Yes, I guess I've had my head in the sand on this.
It's enough to make a girl want to boycott Adobe.
As someone else pointed out, the FREE trial download is available
already...the hard part has been done. It just can't cost that much
more to send an email with a serial number in it to unlock the
purchased version.
I had no idea this was going on.
Lea
On Aug 3, 2008, at 11:04 PM, Howard wrote:
I haven't checked prices for some time, but I suspect you'll find
the same situation applies to all Adobe products, and Adobe's
explanation is exactly that given below...the cost of distribution
and support is lowest in the U.S. and is therefore cheapest to buy
in the U.S.
At the moment I'm lucky - as a teacher I can use a copy at home on
the back of school's educational licence to enable me to teach it!
Howard
lea murphy wrote:
If what you write is correct for Adobe then the price gap would
have been going on all along. From what I understand this variance
in price is new.
Lea
On Aug 3, 2008, at 8:40 PM, PhotoRoy6@xxxxxxx
<mailto:PhotoRoy6@xxxxxxx> wrote:
The difference is the size and cost of the organization in Europe
that sells the products and go around to the retailers and
provide service (ie push the product, talk it up, arrange demos
etc.).
Say in Europe Adobe has 10 employees and they cost Adobe $100
each to maintain.(pay, insurance, auto costs etc). Let say Adobe
sells 20 CS3 in Europe euro nations.
10 employees x 100 = $1000 cost divided by 20 CS3 means to break
even Adobe has to get $200 per CS3 sold.
In the US Adobe has 50 employees which cost $200 each to
maintain and they sell 500 CS3 units. 50 employees times $200
each = $10,000 cost divided by 500 CS3 units =
$20 per unit to break even.
So in the US Adobe needs $20.00 per unit to break even and in
Euro Europe Adobe needs $200.00 to break even.

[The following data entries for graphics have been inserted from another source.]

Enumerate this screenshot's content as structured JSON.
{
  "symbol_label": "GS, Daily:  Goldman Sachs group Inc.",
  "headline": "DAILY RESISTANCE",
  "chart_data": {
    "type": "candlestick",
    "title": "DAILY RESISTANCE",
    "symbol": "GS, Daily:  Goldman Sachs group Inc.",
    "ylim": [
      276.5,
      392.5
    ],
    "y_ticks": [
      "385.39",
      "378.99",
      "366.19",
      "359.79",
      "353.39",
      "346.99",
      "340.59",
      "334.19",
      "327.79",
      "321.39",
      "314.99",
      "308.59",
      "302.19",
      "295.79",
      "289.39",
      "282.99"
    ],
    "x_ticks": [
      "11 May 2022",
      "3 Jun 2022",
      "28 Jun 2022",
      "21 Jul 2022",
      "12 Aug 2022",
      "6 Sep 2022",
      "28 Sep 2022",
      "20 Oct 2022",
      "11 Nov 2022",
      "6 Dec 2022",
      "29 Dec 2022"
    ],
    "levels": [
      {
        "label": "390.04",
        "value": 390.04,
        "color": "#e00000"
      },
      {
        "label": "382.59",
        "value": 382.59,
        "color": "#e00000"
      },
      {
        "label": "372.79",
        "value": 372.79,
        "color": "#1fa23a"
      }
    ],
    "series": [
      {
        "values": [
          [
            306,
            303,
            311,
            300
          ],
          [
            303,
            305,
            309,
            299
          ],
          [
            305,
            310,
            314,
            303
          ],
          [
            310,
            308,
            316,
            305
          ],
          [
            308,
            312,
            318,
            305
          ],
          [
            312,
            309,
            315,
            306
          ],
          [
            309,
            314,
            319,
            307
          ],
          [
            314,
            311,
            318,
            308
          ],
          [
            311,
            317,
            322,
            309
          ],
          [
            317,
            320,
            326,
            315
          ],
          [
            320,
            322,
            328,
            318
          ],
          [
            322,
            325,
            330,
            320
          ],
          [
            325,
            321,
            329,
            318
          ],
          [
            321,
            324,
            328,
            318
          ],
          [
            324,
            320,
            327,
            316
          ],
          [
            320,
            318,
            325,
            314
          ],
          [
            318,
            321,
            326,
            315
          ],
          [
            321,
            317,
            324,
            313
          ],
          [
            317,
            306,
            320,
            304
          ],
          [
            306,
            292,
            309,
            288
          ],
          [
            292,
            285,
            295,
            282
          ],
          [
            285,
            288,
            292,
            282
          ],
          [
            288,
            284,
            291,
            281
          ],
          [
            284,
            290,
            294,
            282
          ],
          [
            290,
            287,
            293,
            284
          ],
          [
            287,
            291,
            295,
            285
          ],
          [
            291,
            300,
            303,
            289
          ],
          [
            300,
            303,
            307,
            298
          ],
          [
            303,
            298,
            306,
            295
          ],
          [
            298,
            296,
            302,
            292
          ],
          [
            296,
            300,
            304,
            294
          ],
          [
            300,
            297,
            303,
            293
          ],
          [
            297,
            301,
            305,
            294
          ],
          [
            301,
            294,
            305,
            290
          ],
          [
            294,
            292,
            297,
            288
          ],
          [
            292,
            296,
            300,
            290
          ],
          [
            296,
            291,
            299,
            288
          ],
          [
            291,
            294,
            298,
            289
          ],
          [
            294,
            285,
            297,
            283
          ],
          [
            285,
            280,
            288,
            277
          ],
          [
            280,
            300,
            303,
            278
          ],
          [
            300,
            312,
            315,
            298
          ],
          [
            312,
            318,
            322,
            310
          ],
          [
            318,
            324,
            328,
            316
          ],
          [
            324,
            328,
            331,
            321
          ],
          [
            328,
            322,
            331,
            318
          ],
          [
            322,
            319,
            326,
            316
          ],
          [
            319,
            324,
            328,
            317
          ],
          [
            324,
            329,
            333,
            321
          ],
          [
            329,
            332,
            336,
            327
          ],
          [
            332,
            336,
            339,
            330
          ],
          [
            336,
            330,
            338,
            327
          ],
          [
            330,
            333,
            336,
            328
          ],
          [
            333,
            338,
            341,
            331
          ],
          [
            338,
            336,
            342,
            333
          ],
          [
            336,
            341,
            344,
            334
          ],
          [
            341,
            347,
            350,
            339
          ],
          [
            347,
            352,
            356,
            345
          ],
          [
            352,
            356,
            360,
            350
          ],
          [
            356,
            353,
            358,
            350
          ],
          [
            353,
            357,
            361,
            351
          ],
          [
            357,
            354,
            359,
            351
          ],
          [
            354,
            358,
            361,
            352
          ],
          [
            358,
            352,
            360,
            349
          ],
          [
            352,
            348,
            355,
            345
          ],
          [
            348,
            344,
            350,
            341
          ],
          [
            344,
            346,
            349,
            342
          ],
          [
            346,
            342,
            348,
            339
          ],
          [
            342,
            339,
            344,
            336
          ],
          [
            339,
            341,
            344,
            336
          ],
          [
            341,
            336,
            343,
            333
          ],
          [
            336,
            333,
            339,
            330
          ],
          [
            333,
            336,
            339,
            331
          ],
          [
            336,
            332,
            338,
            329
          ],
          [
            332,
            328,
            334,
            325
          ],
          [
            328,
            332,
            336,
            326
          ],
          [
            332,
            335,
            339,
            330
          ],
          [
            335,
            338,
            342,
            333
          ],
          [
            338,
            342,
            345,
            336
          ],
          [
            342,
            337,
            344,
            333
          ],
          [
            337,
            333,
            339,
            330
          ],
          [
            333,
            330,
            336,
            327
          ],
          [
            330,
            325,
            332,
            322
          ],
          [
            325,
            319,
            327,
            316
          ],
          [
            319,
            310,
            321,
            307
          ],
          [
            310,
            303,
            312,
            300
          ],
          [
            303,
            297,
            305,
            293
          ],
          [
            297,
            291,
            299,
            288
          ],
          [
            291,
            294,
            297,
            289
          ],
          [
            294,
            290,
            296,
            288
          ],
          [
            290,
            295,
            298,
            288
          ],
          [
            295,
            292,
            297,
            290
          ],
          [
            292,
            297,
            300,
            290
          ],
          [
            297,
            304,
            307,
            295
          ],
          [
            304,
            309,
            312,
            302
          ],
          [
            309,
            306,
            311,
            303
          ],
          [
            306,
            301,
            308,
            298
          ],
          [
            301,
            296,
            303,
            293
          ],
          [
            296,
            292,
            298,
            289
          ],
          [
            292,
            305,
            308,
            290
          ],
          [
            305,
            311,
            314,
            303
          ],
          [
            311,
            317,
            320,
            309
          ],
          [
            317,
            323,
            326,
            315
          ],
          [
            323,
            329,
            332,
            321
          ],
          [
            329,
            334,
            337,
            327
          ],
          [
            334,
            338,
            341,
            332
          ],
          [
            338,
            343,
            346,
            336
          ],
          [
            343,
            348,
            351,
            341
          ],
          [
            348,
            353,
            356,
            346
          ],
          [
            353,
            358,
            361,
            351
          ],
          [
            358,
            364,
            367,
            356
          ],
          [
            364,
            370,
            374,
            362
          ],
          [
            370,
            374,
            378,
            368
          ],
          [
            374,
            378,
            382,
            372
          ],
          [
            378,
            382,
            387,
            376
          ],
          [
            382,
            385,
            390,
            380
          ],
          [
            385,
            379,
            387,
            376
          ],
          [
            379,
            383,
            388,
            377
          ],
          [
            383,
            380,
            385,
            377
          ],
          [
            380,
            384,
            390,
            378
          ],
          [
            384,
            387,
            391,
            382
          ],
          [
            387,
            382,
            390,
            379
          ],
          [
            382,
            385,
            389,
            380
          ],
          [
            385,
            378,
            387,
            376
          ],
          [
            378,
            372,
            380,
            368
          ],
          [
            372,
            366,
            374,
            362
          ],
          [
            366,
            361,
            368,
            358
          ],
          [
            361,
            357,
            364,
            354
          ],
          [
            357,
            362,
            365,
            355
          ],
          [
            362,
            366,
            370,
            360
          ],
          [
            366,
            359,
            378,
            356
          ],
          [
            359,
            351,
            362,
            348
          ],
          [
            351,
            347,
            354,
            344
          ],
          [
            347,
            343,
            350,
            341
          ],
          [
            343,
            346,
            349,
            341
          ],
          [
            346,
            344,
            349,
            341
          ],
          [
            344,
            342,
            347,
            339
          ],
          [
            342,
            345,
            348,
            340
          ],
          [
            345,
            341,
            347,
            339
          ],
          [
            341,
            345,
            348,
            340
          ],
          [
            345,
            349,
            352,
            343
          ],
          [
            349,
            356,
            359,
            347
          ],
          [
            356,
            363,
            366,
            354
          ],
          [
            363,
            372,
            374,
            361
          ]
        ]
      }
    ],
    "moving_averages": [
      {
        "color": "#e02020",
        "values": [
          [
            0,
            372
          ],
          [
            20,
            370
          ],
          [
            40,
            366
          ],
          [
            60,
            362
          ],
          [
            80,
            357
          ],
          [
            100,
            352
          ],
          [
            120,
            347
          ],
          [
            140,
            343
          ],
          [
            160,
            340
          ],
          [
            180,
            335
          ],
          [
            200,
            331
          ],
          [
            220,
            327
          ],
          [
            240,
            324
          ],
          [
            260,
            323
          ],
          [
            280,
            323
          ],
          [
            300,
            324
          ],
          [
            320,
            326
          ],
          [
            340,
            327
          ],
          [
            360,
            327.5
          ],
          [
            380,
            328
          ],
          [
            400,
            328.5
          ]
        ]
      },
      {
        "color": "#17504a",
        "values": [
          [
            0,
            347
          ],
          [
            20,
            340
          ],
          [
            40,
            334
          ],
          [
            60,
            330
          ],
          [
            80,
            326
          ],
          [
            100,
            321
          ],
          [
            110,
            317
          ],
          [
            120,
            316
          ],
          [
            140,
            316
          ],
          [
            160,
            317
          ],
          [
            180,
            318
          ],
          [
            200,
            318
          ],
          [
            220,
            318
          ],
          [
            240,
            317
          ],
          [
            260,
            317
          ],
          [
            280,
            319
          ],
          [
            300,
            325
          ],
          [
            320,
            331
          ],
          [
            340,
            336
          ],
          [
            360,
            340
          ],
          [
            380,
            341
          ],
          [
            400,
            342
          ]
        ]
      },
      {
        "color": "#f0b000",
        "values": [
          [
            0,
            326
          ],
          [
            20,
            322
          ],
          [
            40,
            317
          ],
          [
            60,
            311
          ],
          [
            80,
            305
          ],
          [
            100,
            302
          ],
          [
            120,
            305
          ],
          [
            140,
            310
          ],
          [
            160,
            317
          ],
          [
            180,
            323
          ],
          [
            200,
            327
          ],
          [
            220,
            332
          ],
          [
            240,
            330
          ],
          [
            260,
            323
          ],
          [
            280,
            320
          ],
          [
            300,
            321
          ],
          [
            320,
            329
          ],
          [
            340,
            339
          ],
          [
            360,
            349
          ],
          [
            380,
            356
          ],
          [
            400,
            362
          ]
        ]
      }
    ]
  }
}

Or lets say Adobe has no reps in Europe but sends reps and
photographer to push the products in Europe. Then they have not
only pay the employees but pay for airline tickets ( price of
fuel), hotels and food. Also what is considered a bribe in the US
is the normal way some people/cultures around the world do
business. The cost of doing business is different in different
parts of the world.
Roy
In a message dated 8/3/2008 3:44:44 P.M. Eastern Daylight
Time, info@xxxxxxxxxxxxxxx <mailto:info@xxxxxxxxxxxxxxx> writes:
actually, I can't see the logic here - a download here or in the
States, where's the difference for Adobe?